Even later in life, he could produce a solid line, such as his reluctant endorsement of Hillary Clinton in the 2016 election:
"I am endorsing Hillary, and all her lies and all her empty promises. It's the second-worst thing that can happen to this country, but she's way behind in second place. She's wrong about absolutely everything, but she's wrong within normal parameters."
For the most part, though, late era O'Rourke's body of work was a typical farrago of right-wing talking points, lazy and repetitive. I would say that, as he got more conservative, he got less funny.
That being said, O'Rourke wrote one of my all-time favorite lines: It's better to spend money like there's no tomorrow than to spend tonight like there's no money.

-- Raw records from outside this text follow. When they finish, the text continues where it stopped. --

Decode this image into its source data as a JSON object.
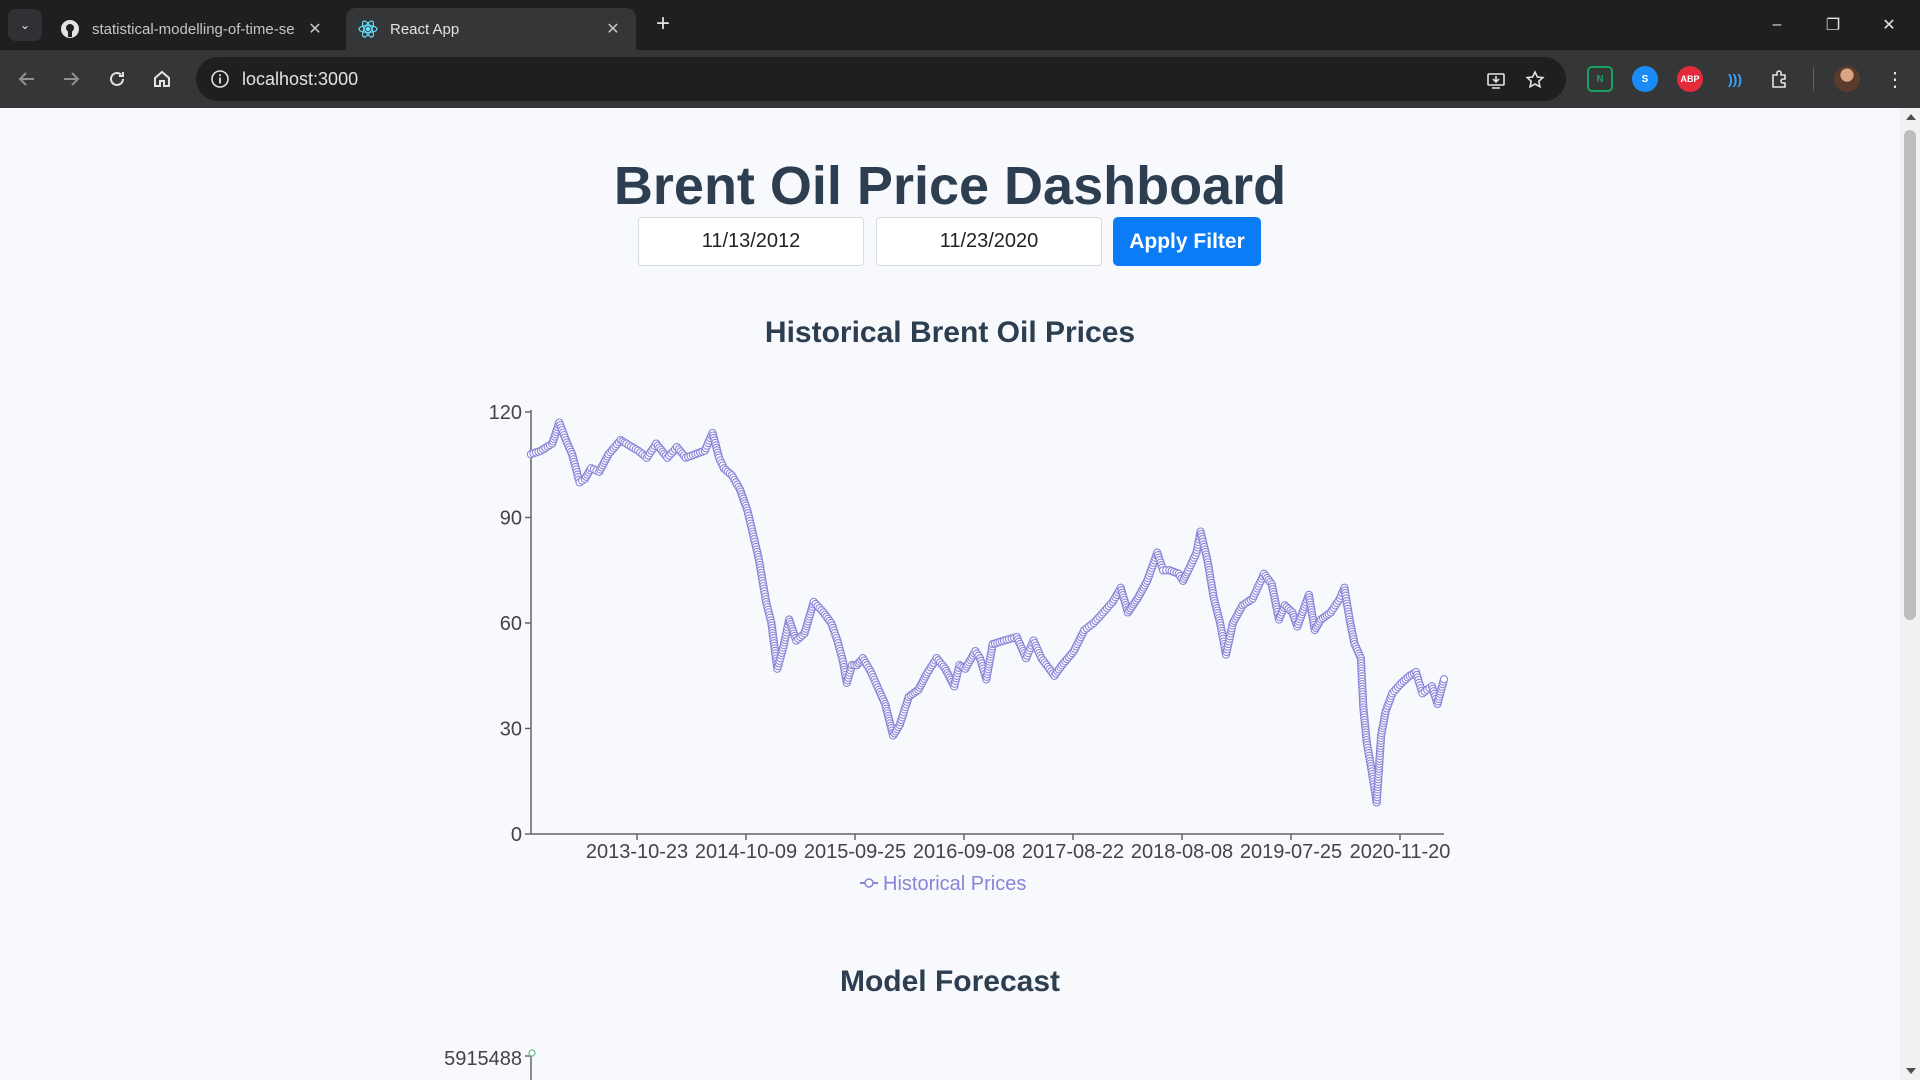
{
  "browser": {
    "tabs": [
      {
        "title": "statistical-modelling-of-time-se",
        "active": false,
        "favicon": "github-icon"
      },
      {
        "title": "React App",
        "active": true,
        "favicon": "react-icon"
      }
    ],
    "url": "localhost:3000",
    "extensions": [
      {
        "name": "notion-web-clipper-icon",
        "label": "N",
        "color": "#1aa260"
      },
      {
        "name": "shazam-icon",
        "label": "S",
        "color": "#1b8cf5"
      },
      {
        "name": "adblock-plus-icon",
        "label": "ABP",
        "color": "#e42b3b"
      },
      {
        "name": "read-aloud-icon",
        "label": ")))",
        "color": "#3aa3f5"
      }
    ]
  },
  "dashboard": {
    "title": "Brent Oil Price Dashboard",
    "start_date": "11/13/2012",
    "end_date": "11/23/2020",
    "apply_label": "Apply Filter"
  },
  "historical": {
    "title": "Historical Brent Oil Prices",
    "legend": "Historical Prices"
  },
  "forecast": {
    "title": "Model Forecast",
    "first_tick": "5915488"
  },
  "chart_data": {
    "type": "line",
    "title": "Historical Brent Oil Prices",
    "xlabel": "",
    "ylabel": "",
    "ylim": [
      0,
      120
    ],
    "yticks": [
      0,
      30,
      60,
      90,
      120
    ],
    "xticks": [
      "2013-10-23",
      "2014-10-09",
      "2015-09-25",
      "2016-09-08",
      "2017-08-22",
      "2018-08-08",
      "2019-07-25",
      "2020-11-20"
    ],
    "series": [
      {
        "name": "Historical Prices",
        "color": "#8884d8",
        "x_start": "2012-11-13",
        "x_end": "2020-11-23",
        "points": [
          [
            "2012-11-13",
            108
          ],
          [
            "2012-12-15",
            109
          ],
          [
            "2013-01-20",
            111
          ],
          [
            "2013-02-12",
            117
          ],
          [
            "2013-03-05",
            112
          ],
          [
            "2013-03-25",
            108
          ],
          [
            "2013-04-18",
            100
          ],
          [
            "2013-05-05",
            101
          ],
          [
            "2013-05-25",
            104
          ],
          [
            "2013-06-20",
            103
          ],
          [
            "2013-07-20",
            108
          ],
          [
            "2013-08-28",
            112
          ],
          [
            "2013-09-15",
            111
          ],
          [
            "2013-10-23",
            109
          ],
          [
            "2013-11-20",
            107
          ],
          [
            "2013-12-20",
            111
          ],
          [
            "2014-01-25",
            107
          ],
          [
            "2014-02-25",
            110
          ],
          [
            "2014-03-25",
            107
          ],
          [
            "2014-04-25",
            108
          ],
          [
            "2014-05-25",
            109
          ],
          [
            "2014-06-19",
            114
          ],
          [
            "2014-07-10",
            107
          ],
          [
            "2014-07-25",
            104
          ],
          [
            "2014-08-20",
            102
          ],
          [
            "2014-09-15",
            98
          ],
          [
            "2014-10-09",
            92
          ],
          [
            "2014-10-25",
            86
          ],
          [
            "2014-11-15",
            78
          ],
          [
            "2014-12-08",
            66
          ],
          [
            "2014-12-25",
            60
          ],
          [
            "2015-01-13",
            47
          ],
          [
            "2015-02-01",
            53
          ],
          [
            "2015-02-20",
            61
          ],
          [
            "2015-03-15",
            55
          ],
          [
            "2015-04-10",
            57
          ],
          [
            "2015-05-10",
            66
          ],
          [
            "2015-06-10",
            63
          ],
          [
            "2015-07-05",
            60
          ],
          [
            "2015-07-25",
            55
          ],
          [
            "2015-08-12",
            49
          ],
          [
            "2015-08-24",
            43
          ],
          [
            "2015-09-10",
            48
          ],
          [
            "2015-09-25",
            48
          ],
          [
            "2015-10-15",
            50
          ],
          [
            "2015-11-10",
            46
          ],
          [
            "2015-12-05",
            41
          ],
          [
            "2015-12-25",
            37
          ],
          [
            "2016-01-20",
            28
          ],
          [
            "2016-02-10",
            31
          ],
          [
            "2016-03-10",
            39
          ],
          [
            "2016-04-10",
            41
          ],
          [
            "2016-05-10",
            46
          ],
          [
            "2016-06-08",
            50
          ],
          [
            "2016-07-05",
            47
          ],
          [
            "2016-08-03",
            42
          ],
          [
            "2016-08-20",
            48
          ],
          [
            "2016-09-08",
            47
          ],
          [
            "2016-10-10",
            52
          ],
          [
            "2016-10-25",
            50
          ],
          [
            "2016-11-14",
            44
          ],
          [
            "2016-12-05",
            54
          ],
          [
            "2017-01-10",
            55
          ],
          [
            "2017-02-20",
            56
          ],
          [
            "2017-03-22",
            50
          ],
          [
            "2017-04-15",
            55
          ],
          [
            "2017-05-10",
            50
          ],
          [
            "2017-06-21",
            45
          ],
          [
            "2017-07-15",
            48
          ],
          [
            "2017-08-22",
            52
          ],
          [
            "2017-09-25",
            58
          ],
          [
            "2017-10-25",
            60
          ],
          [
            "2017-11-25",
            63
          ],
          [
            "2017-12-25",
            66
          ],
          [
            "2018-01-20",
            70
          ],
          [
            "2018-02-12",
            63
          ],
          [
            "2018-03-15",
            67
          ],
          [
            "2018-04-15",
            72
          ],
          [
            "2018-05-17",
            80
          ],
          [
            "2018-06-05",
            75
          ],
          [
            "2018-06-25",
            75
          ],
          [
            "2018-07-25",
            74
          ],
          [
            "2018-08-08",
            72
          ],
          [
            "2018-08-25",
            75
          ],
          [
            "2018-09-20",
            80
          ],
          [
            "2018-10-03",
            86
          ],
          [
            "2018-10-25",
            78
          ],
          [
            "2018-11-15",
            67
          ],
          [
            "2018-12-05",
            60
          ],
          [
            "2018-12-24",
            51
          ],
          [
            "2019-01-15",
            60
          ],
          [
            "2019-02-15",
            65
          ],
          [
            "2019-03-20",
            67
          ],
          [
            "2019-04-25",
            74
          ],
          [
            "2019-05-20",
            71
          ],
          [
            "2019-06-12",
            61
          ],
          [
            "2019-07-01",
            65
          ],
          [
            "2019-07-25",
            63
          ],
          [
            "2019-08-10",
            59
          ],
          [
            "2019-09-16",
            68
          ],
          [
            "2019-10-05",
            58
          ],
          [
            "2019-10-25",
            61
          ],
          [
            "2019-11-25",
            63
          ],
          [
            "2019-12-25",
            67
          ],
          [
            "2020-01-08",
            70
          ],
          [
            "2020-01-25",
            61
          ],
          [
            "2020-02-10",
            54
          ],
          [
            "2020-03-01",
            50
          ],
          [
            "2020-03-09",
            36
          ],
          [
            "2020-03-20",
            26
          ],
          [
            "2020-04-01",
            20
          ],
          [
            "2020-04-21",
            9
          ],
          [
            "2020-05-05",
            28
          ],
          [
            "2020-05-20",
            35
          ],
          [
            "2020-06-10",
            40
          ],
          [
            "2020-07-10",
            43
          ],
          [
            "2020-08-05",
            45
          ],
          [
            "2020-08-25",
            46
          ],
          [
            "2020-09-15",
            40
          ],
          [
            "2020-10-15",
            42
          ],
          [
            "2020-11-02",
            37
          ],
          [
            "2020-11-23",
            44
          ]
        ]
      }
    ]
  }
}
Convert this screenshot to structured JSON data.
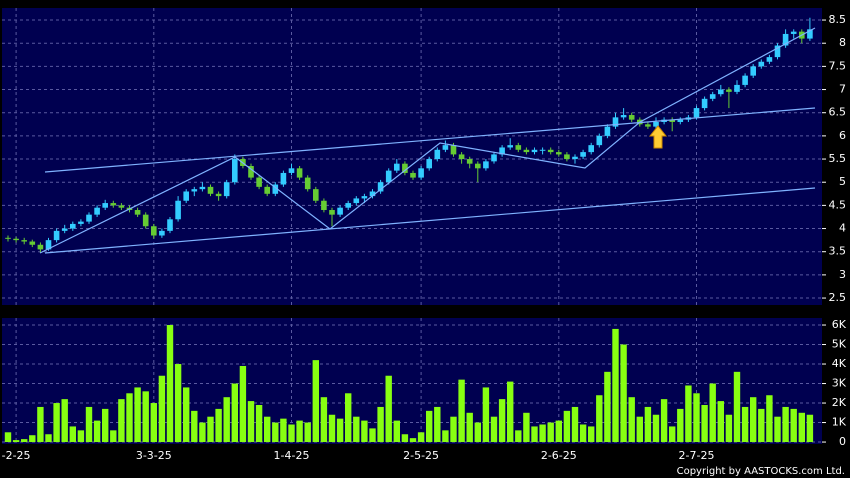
{
  "chart_data": {
    "type": "candlestick",
    "categories": [
      null,
      "-2-25",
      null,
      null,
      null,
      null,
      null,
      null,
      null,
      null,
      null,
      null,
      null,
      null,
      null,
      null,
      null,
      null,
      "3-3-25",
      null,
      null,
      null,
      null,
      null,
      null,
      null,
      null,
      null,
      null,
      null,
      null,
      null,
      null,
      null,
      null,
      "1-4-25",
      null,
      null,
      null,
      null,
      null,
      null,
      null,
      null,
      null,
      null,
      null,
      null,
      null,
      null,
      null,
      "2-5-25",
      null,
      null,
      null,
      null,
      null,
      null,
      null,
      null,
      null,
      null,
      null,
      null,
      null,
      null,
      null,
      null,
      "2-6-25",
      null,
      null,
      null,
      null,
      null,
      null,
      null,
      null,
      null,
      null,
      null,
      null,
      null,
      null,
      null,
      null,
      "2-7-25",
      null,
      null,
      null,
      null,
      null,
      null,
      null,
      null,
      null,
      null,
      null,
      null,
      null,
      null
    ],
    "ohlc": [
      [
        3.8,
        3.85,
        3.72,
        3.78
      ],
      [
        3.78,
        3.82,
        3.7,
        3.75
      ],
      [
        3.75,
        3.8,
        3.66,
        3.72
      ],
      [
        3.72,
        3.76,
        3.6,
        3.65
      ],
      [
        3.65,
        3.7,
        3.48,
        3.55
      ],
      [
        3.55,
        3.8,
        3.52,
        3.75
      ],
      [
        3.75,
        4.0,
        3.7,
        3.95
      ],
      [
        3.95,
        4.08,
        3.9,
        4.0
      ],
      [
        4.0,
        4.15,
        3.95,
        4.1
      ],
      [
        4.1,
        4.2,
        4.05,
        4.15
      ],
      [
        4.15,
        4.35,
        4.1,
        4.3
      ],
      [
        4.3,
        4.5,
        4.25,
        4.45
      ],
      [
        4.45,
        4.62,
        4.4,
        4.55
      ],
      [
        4.55,
        4.6,
        4.45,
        4.5
      ],
      [
        4.5,
        4.55,
        4.4,
        4.45
      ],
      [
        4.45,
        4.5,
        4.35,
        4.4
      ],
      [
        4.4,
        4.45,
        4.25,
        4.3
      ],
      [
        4.3,
        4.35,
        4.0,
        4.05
      ],
      [
        4.05,
        4.1,
        3.78,
        3.85
      ],
      [
        3.85,
        4.0,
        3.8,
        3.95
      ],
      [
        3.95,
        4.25,
        3.9,
        4.2
      ],
      [
        4.2,
        4.7,
        4.15,
        4.6
      ],
      [
        4.6,
        4.85,
        4.55,
        4.8
      ],
      [
        4.8,
        4.9,
        4.7,
        4.85
      ],
      [
        4.85,
        5.0,
        4.8,
        4.9
      ],
      [
        4.9,
        4.95,
        4.7,
        4.75
      ],
      [
        4.75,
        4.8,
        4.6,
        4.7
      ],
      [
        4.7,
        5.05,
        4.65,
        5.0
      ],
      [
        5.0,
        5.6,
        4.95,
        5.5
      ],
      [
        5.5,
        5.55,
        5.3,
        5.35
      ],
      [
        5.35,
        5.4,
        5.05,
        5.1
      ],
      [
        5.1,
        5.15,
        4.85,
        4.9
      ],
      [
        4.9,
        4.95,
        4.7,
        4.75
      ],
      [
        4.75,
        5.0,
        4.7,
        4.95
      ],
      [
        4.95,
        5.25,
        4.9,
        5.2
      ],
      [
        5.2,
        5.4,
        5.15,
        5.3
      ],
      [
        5.3,
        5.35,
        5.05,
        5.1
      ],
      [
        5.1,
        5.15,
        4.8,
        4.85
      ],
      [
        4.85,
        4.9,
        4.55,
        4.6
      ],
      [
        4.6,
        4.65,
        4.35,
        4.4
      ],
      [
        4.4,
        4.45,
        4.05,
        4.3
      ],
      [
        4.3,
        4.5,
        4.25,
        4.45
      ],
      [
        4.45,
        4.6,
        4.4,
        4.55
      ],
      [
        4.55,
        4.7,
        4.5,
        4.65
      ],
      [
        4.65,
        4.75,
        4.55,
        4.7
      ],
      [
        4.7,
        4.85,
        4.65,
        4.8
      ],
      [
        4.8,
        5.05,
        4.75,
        5.0
      ],
      [
        5.0,
        5.3,
        4.95,
        5.25
      ],
      [
        5.25,
        5.5,
        5.2,
        5.4
      ],
      [
        5.4,
        5.45,
        5.15,
        5.2
      ],
      [
        5.2,
        5.25,
        5.05,
        5.1
      ],
      [
        5.1,
        5.35,
        5.05,
        5.3
      ],
      [
        5.3,
        5.55,
        5.25,
        5.5
      ],
      [
        5.5,
        5.75,
        5.45,
        5.7
      ],
      [
        5.7,
        5.9,
        5.65,
        5.8
      ],
      [
        5.8,
        5.85,
        5.55,
        5.6
      ],
      [
        5.6,
        5.65,
        5.4,
        5.5
      ],
      [
        5.5,
        5.55,
        5.3,
        5.4
      ],
      [
        5.4,
        5.45,
        5.0,
        5.3
      ],
      [
        5.3,
        5.5,
        5.25,
        5.45
      ],
      [
        5.45,
        5.65,
        5.4,
        5.6
      ],
      [
        5.6,
        5.8,
        5.55,
        5.75
      ],
      [
        5.75,
        5.95,
        5.7,
        5.8
      ],
      [
        5.8,
        5.85,
        5.65,
        5.7
      ],
      [
        5.7,
        5.75,
        5.6,
        5.65
      ],
      [
        5.65,
        5.75,
        5.6,
        5.7
      ],
      [
        5.7,
        5.75,
        5.6,
        5.7
      ],
      [
        5.7,
        5.75,
        5.6,
        5.65
      ],
      [
        5.65,
        5.7,
        5.55,
        5.6
      ],
      [
        5.6,
        5.65,
        5.45,
        5.5
      ],
      [
        5.5,
        5.6,
        5.4,
        5.55
      ],
      [
        5.55,
        5.7,
        5.5,
        5.65
      ],
      [
        5.65,
        5.85,
        5.6,
        5.8
      ],
      [
        5.8,
        6.05,
        5.75,
        6.0
      ],
      [
        6.0,
        6.25,
        5.95,
        6.2
      ],
      [
        6.2,
        6.5,
        6.15,
        6.4
      ],
      [
        6.4,
        6.6,
        6.35,
        6.45
      ],
      [
        6.45,
        6.5,
        6.3,
        6.35
      ],
      [
        6.35,
        6.4,
        6.2,
        6.25
      ],
      [
        6.25,
        6.3,
        6.15,
        6.2
      ],
      [
        6.2,
        6.4,
        6.15,
        6.3
      ],
      [
        6.3,
        6.4,
        6.25,
        6.35
      ],
      [
        6.35,
        6.4,
        6.1,
        6.3
      ],
      [
        6.3,
        6.4,
        6.25,
        6.35
      ],
      [
        6.35,
        6.45,
        6.3,
        6.4
      ],
      [
        6.4,
        6.65,
        6.35,
        6.6
      ],
      [
        6.6,
        6.85,
        6.55,
        6.8
      ],
      [
        6.8,
        6.95,
        6.75,
        6.9
      ],
      [
        6.9,
        7.1,
        6.85,
        7.0
      ],
      [
        7.0,
        7.05,
        6.6,
        6.95
      ],
      [
        6.95,
        7.2,
        6.9,
        7.1
      ],
      [
        7.1,
        7.35,
        7.05,
        7.3
      ],
      [
        7.3,
        7.55,
        7.25,
        7.5
      ],
      [
        7.5,
        7.65,
        7.45,
        7.6
      ],
      [
        7.6,
        7.75,
        7.55,
        7.7
      ],
      [
        7.7,
        8.0,
        7.65,
        7.95
      ],
      [
        7.95,
        8.3,
        7.9,
        8.2
      ],
      [
        8.2,
        8.3,
        8.1,
        8.25
      ],
      [
        8.25,
        8.3,
        8.0,
        8.1
      ],
      [
        8.1,
        8.55,
        8.05,
        8.3
      ]
    ],
    "up_color": "#33ccff",
    "down_color": "#66cc33",
    "ylim": [
      2.35,
      8.76
    ],
    "yticks": [
      2.5,
      3,
      3.5,
      4,
      4.5,
      5,
      5.5,
      6,
      6.5,
      7,
      7.5,
      8,
      8.5
    ],
    "grid": true,
    "volume": {
      "color": "#88ff11",
      "values": [
        500,
        100,
        150,
        350,
        1800,
        400,
        2000,
        2200,
        800,
        600,
        1800,
        1100,
        1700,
        600,
        2200,
        2500,
        2800,
        2600,
        2000,
        3400,
        6000,
        4000,
        2800,
        1600,
        1000,
        1300,
        1700,
        2300,
        3000,
        3900,
        2100,
        1900,
        1300,
        1000,
        1200,
        900,
        1100,
        1000,
        4200,
        2300,
        1400,
        1200,
        2500,
        1300,
        1100,
        700,
        1800,
        3400,
        1100,
        400,
        200,
        500,
        1600,
        1800,
        600,
        1300,
        3200,
        1500,
        1000,
        2800,
        1300,
        2200,
        3100,
        600,
        1500,
        800,
        900,
        1000,
        1100,
        1600,
        1800,
        900,
        800,
        2400,
        3600,
        5800,
        5000,
        2300,
        1300,
        1800,
        1400,
        2200,
        800,
        1700,
        2900,
        2500,
        1900,
        3000,
        2100,
        1400,
        3600,
        1800,
        2300,
        1700,
        2400,
        1300,
        1800,
        1700,
        1500,
        1400
      ],
      "ylim": [
        -100,
        6360
      ],
      "yticks": [
        0,
        {
          "value": 1000,
          "label": "1K"
        },
        {
          "value": 2000,
          "label": "2K"
        },
        {
          "value": 3000,
          "label": "3K"
        },
        {
          "value": 4000,
          "label": "4K"
        },
        {
          "value": 5000,
          "label": "5K"
        },
        {
          "value": 6000,
          "label": "6K"
        }
      ]
    }
  },
  "footer": {
    "copyright": "Copyright by AASTOCKS.com Ltd."
  }
}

It's been a while since I've used that in conversation, but it is a motto I've spouted on numerous occasions while younger and less well-remunerated. For that line alone, I tip my hat to the last funny conservative.
3 comments:
P.J. O'Rourke on South Africa:
The world is built on discrimination of the most horrible kind. The problem with South Africans is they admit it. They don’t say, like the French, “Algerians have a legal right to live in the sixteenth arrondissement, but they can’t afford to.” They don’t say, like the Israelis, “Arabs have a legal right to live in West Jerusalem, but they’re afraid to.” They don’t say, like the Americans, “Indians have a legal right to live in Ohio, but oops, we killed them all.” The South Africans just say, “Fuck you.” I believe it’s right there in their constitution: “Article IV: Fuck you. We’re bigots.” We hate them for this. And we’re going to hold indignant demonnstrations…until the South Africans learn to stand up and lie like white men.
That was one of the times he was funny. That, and maybe The monstrous, Mind-Roasting Summer of O.C. & Stiggs
OMG, there's someone else who remembers OC and Stiggs!
P.J. O'Rourke. Who was that? I remember him, barely, as a brilliant intellectual who sold out. He decided he was more intelligent. He embraced whatever politics would serve him.
He lived a double life. He was always dodging and not telling the truth. He walked a fine line. Now, he is just bones or ashes.